According to an alert dated September 25th from the United States Computer Readiness Team (US-CERT), the Bash Shellshock bug (CVE-2014-6271) is a security flaw that affects UNIX, Linux, BSD, OS X and other UNIX derivatives. The flaw affects a commonly used, free software system called Bash that has been around since 1989. Many web servers use Bash to process certain commands, allowing an attacker to cause vulnerable versions of Bash to execute arbitrary commands. This permits hackers to take control of a vulnerable machine, steal data, shut down networks and cause other problems.
“Although bTrade products cannot be exploited by the Bash Shellshock security flaw, the systems on which they have been deployed might be”, commented, Clifton Gonsalves, VP of Engineering for bTrade. “We believe that the target of this vulnerability would be the public facing web servers and any other systems which may process user inputs, both directly and indirectly.

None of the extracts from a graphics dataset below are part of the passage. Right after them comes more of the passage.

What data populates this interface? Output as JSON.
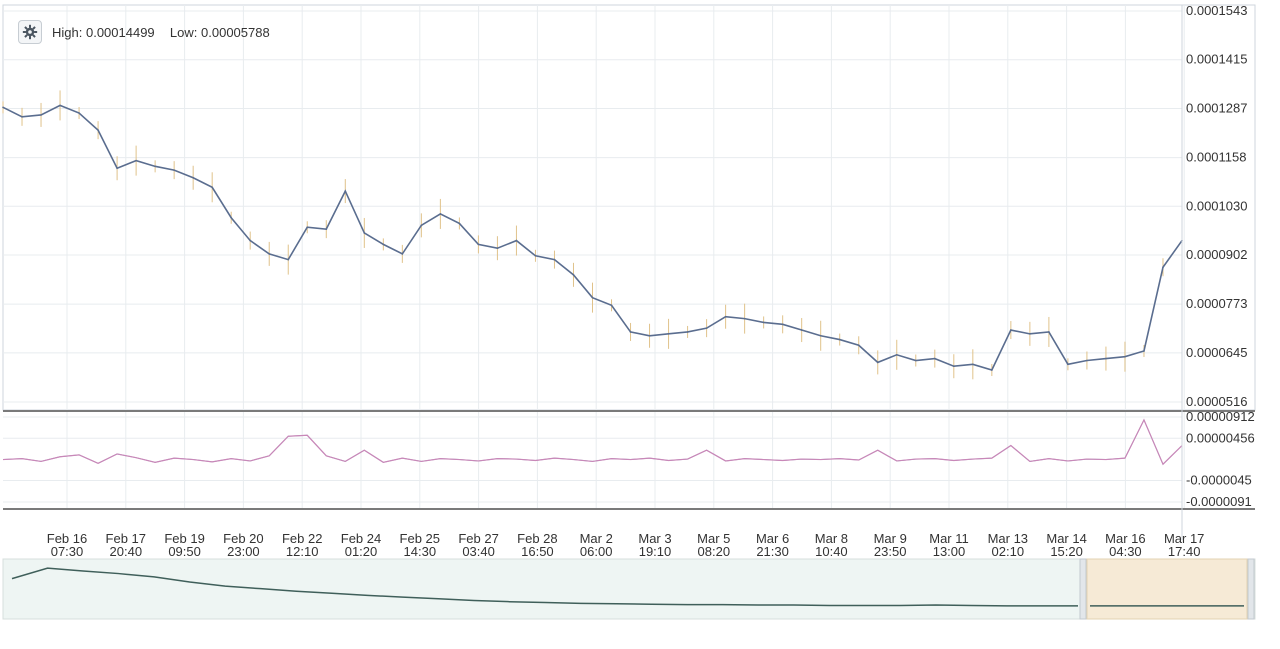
{
  "toolbar": {
    "settings_icon": "gear-icon",
    "high_label": "High:",
    "high_value": "0.00014499",
    "low_label": "Low:",
    "low_value": "0.00005788"
  },
  "colors": {
    "price_line": "#5a6d8f",
    "price_candles": "#e0c28a",
    "oscillator_a": "#c987b8",
    "oscillator_b": "#9aa6c2",
    "navigator_line": "#3f5f5a",
    "navigator_bg": "#eef5f3",
    "navigator_selection": "#f6ead6",
    "grid": "#e8ecef",
    "separator": "#7a7a7a"
  },
  "chart_data": [
    {
      "type": "line",
      "panel": "price",
      "y_ticks": [
        "0.0001543",
        "0.0001415",
        "0.0001287",
        "0.0001158",
        "0.0001030",
        "0.0000902",
        "0.0000773",
        "0.0000645",
        "0.0000516"
      ],
      "ylim": [
        5.16e-05,
        0.0001543
      ],
      "x_ticks": [
        [
          "Feb 16",
          "07:30"
        ],
        [
          "Feb 17",
          "20:40"
        ],
        [
          "Feb 19",
          "09:50"
        ],
        [
          "Feb 20",
          "23:00"
        ],
        [
          "Feb 22",
          "12:10"
        ],
        [
          "Feb 24",
          "01:20"
        ],
        [
          "Feb 25",
          "14:30"
        ],
        [
          "Feb 27",
          "03:40"
        ],
        [
          "Feb 28",
          "16:50"
        ],
        [
          "Mar 2",
          "06:00"
        ],
        [
          "Mar 3",
          "19:10"
        ],
        [
          "Mar 5",
          "08:20"
        ],
        [
          "Mar 6",
          "21:30"
        ],
        [
          "Mar 8",
          "10:40"
        ],
        [
          "Mar 9",
          "23:50"
        ],
        [
          "Mar 11",
          "13:00"
        ],
        [
          "Mar 13",
          "02:10"
        ],
        [
          "Mar 14",
          "15:20"
        ],
        [
          "Mar 16",
          "04:30"
        ],
        [
          "Mar 17",
          "17:40"
        ]
      ],
      "x": [
        "Feb 15 12:00",
        "Feb 16 07:30",
        "Feb 16 14:00",
        "Feb 16 20:00",
        "Feb 17 08:00",
        "Feb 17 20:40",
        "Feb 18 06:00",
        "Feb 18 14:00",
        "Feb 19 00:00",
        "Feb 19 09:50",
        "Feb 19 20:00",
        "Feb 20 12:00",
        "Feb 20 23:00",
        "Feb 21 08:00",
        "Feb 21 20:00",
        "Feb 22 12:10",
        "Feb 23 00:00",
        "Feb 23 12:00",
        "Feb 24 01:20",
        "Feb 24 12:00",
        "Feb 24 20:00",
        "Feb 25 04:00",
        "Feb 25 14:30",
        "Feb 26 02:00",
        "Feb 26 14:00",
        "Feb 27 03:40",
        "Feb 27 14:00",
        "Feb 28 02:00",
        "Feb 28 16:50",
        "Mar 1 06:00",
        "Mar 1 18:00",
        "Mar 2 06:00",
        "Mar 2 18:00",
        "Mar 3 06:00",
        "Mar 3 19:10",
        "Mar 4 06:00",
        "Mar 4 18:00",
        "Mar 5 08:20",
        "Mar 5 20:00",
        "Mar 6 08:00",
        "Mar 6 21:30",
        "Mar 7 10:00",
        "Mar 7 22:00",
        "Mar 8 10:40",
        "Mar 8 22:00",
        "Mar 9 10:00",
        "Mar 9 23:50",
        "Mar 10 12:00",
        "Mar 11 00:00",
        "Mar 11 13:00",
        "Mar 12 00:00",
        "Mar 12 12:00",
        "Mar 13 02:10",
        "Mar 13 14:00",
        "Mar 14 02:00",
        "Mar 14 15:20",
        "Mar 15 04:00",
        "Mar 15 16:00",
        "Mar 16 04:30",
        "Mar 16 12:00",
        "Mar 16 20:00",
        "Mar 17 06:00",
        "Mar 17 17:40"
      ],
      "series": [
        {
          "values": [
            0.000129,
            0.0001265,
            0.000127,
            0.0001295,
            0.0001275,
            0.000123,
            0.000113,
            0.000115,
            0.0001135,
            0.0001125,
            0.0001105,
            0.000108,
            0.0001,
            9.4e-05,
            9.05e-05,
            8.9e-05,
            9.75e-05,
            9.7e-05,
            0.000107,
            9.6e-05,
            9.3e-05,
            9.05e-05,
            9.8e-05,
            0.000101,
            9.85e-05,
            9.3e-05,
            9.2e-05,
            9.4e-05,
            9e-05,
            8.9e-05,
            8.5e-05,
            7.9e-05,
            7.7e-05,
            7e-05,
            6.9e-05,
            6.95e-05,
            7e-05,
            7.1e-05,
            7.4e-05,
            7.35e-05,
            7.25e-05,
            7.2e-05,
            7.05e-05,
            6.9e-05,
            6.8e-05,
            6.65e-05,
            6.2e-05,
            6.4e-05,
            6.25e-05,
            6.3e-05,
            6.1e-05,
            6.15e-05,
            6e-05,
            7.05e-05,
            6.95e-05,
            7e-05,
            6.15e-05,
            6.25e-05,
            6.3e-05,
            6.35e-05,
            6.5e-05,
            8.7e-05,
            9.4e-05
          ]
        }
      ]
    },
    {
      "type": "line",
      "panel": "oscillator",
      "y_ticks": [
        "0.00000912",
        "0.00000456",
        "-0.0000045",
        "-0.0000091"
      ],
      "ylim": [
        -9.1e-06,
        9.12e-06
      ],
      "series": [
        {
          "values": [
            0.0,
            2e-07,
            -4e-07,
            6e-07,
            1e-06,
            -8e-07,
            1.2e-06,
            4e-07,
            -6e-07,
            3e-07,
            0.0,
            -5e-07,
            2e-07,
            -3e-07,
            8e-07,
            5e-06,
            5.2e-06,
            8e-07,
            -4e-07,
            2e-06,
            -6e-07,
            3e-07,
            -4e-07,
            2e-07,
            0.0,
            -3e-07,
            2e-07,
            1e-07,
            -2e-07,
            3e-07,
            0.0,
            -4e-07,
            2e-07,
            0.0,
            3e-07,
            -2e-07,
            1e-07,
            2e-06,
            -3e-07,
            2e-07,
            0.0,
            -2e-07,
            1e-07,
            0.0,
            2e-07,
            -1e-07,
            2e-06,
            -3e-07,
            1e-07,
            2e-07,
            -2e-07,
            1e-07,
            3e-07,
            3e-06,
            -4e-07,
            2e-07,
            -3e-07,
            1e-07,
            0.0,
            3e-07,
            8.5e-06,
            -1e-06,
            3e-06
          ]
        }
      ]
    },
    {
      "type": "area",
      "panel": "navigator",
      "series": [
        {
          "values": [
            0.7,
            0.95,
            0.88,
            0.82,
            0.74,
            0.62,
            0.52,
            0.46,
            0.4,
            0.35,
            0.3,
            0.26,
            0.22,
            0.18,
            0.15,
            0.13,
            0.11,
            0.1,
            0.09,
            0.08,
            0.08,
            0.07,
            0.07,
            0.06,
            0.06,
            0.06,
            0.07,
            0.06,
            0.05,
            0.05,
            0.05
          ]
        }
      ]
    }
  ]
}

We highly recommend that our customers get their operating systems patched as soon as possible”.
bTrade develops managed file transfer technology solutions for enterprises that share sensitive data across applications and organizations, and face complex security and compliance mandates. Thousands of customers depend on bTrade solutions to gain control and oversight of the movement of critical corporate data to facilitate data growth, reduce security risk, and improve IT and business efficiency. bTrade was founded in 1990 and is led by eBusiness visionaries who have delivered industry-leading business integration solutions to thousands of enterprise customers worldwide. bTrade is privately held and profitable with its global headquarters located in Glendale, California USA.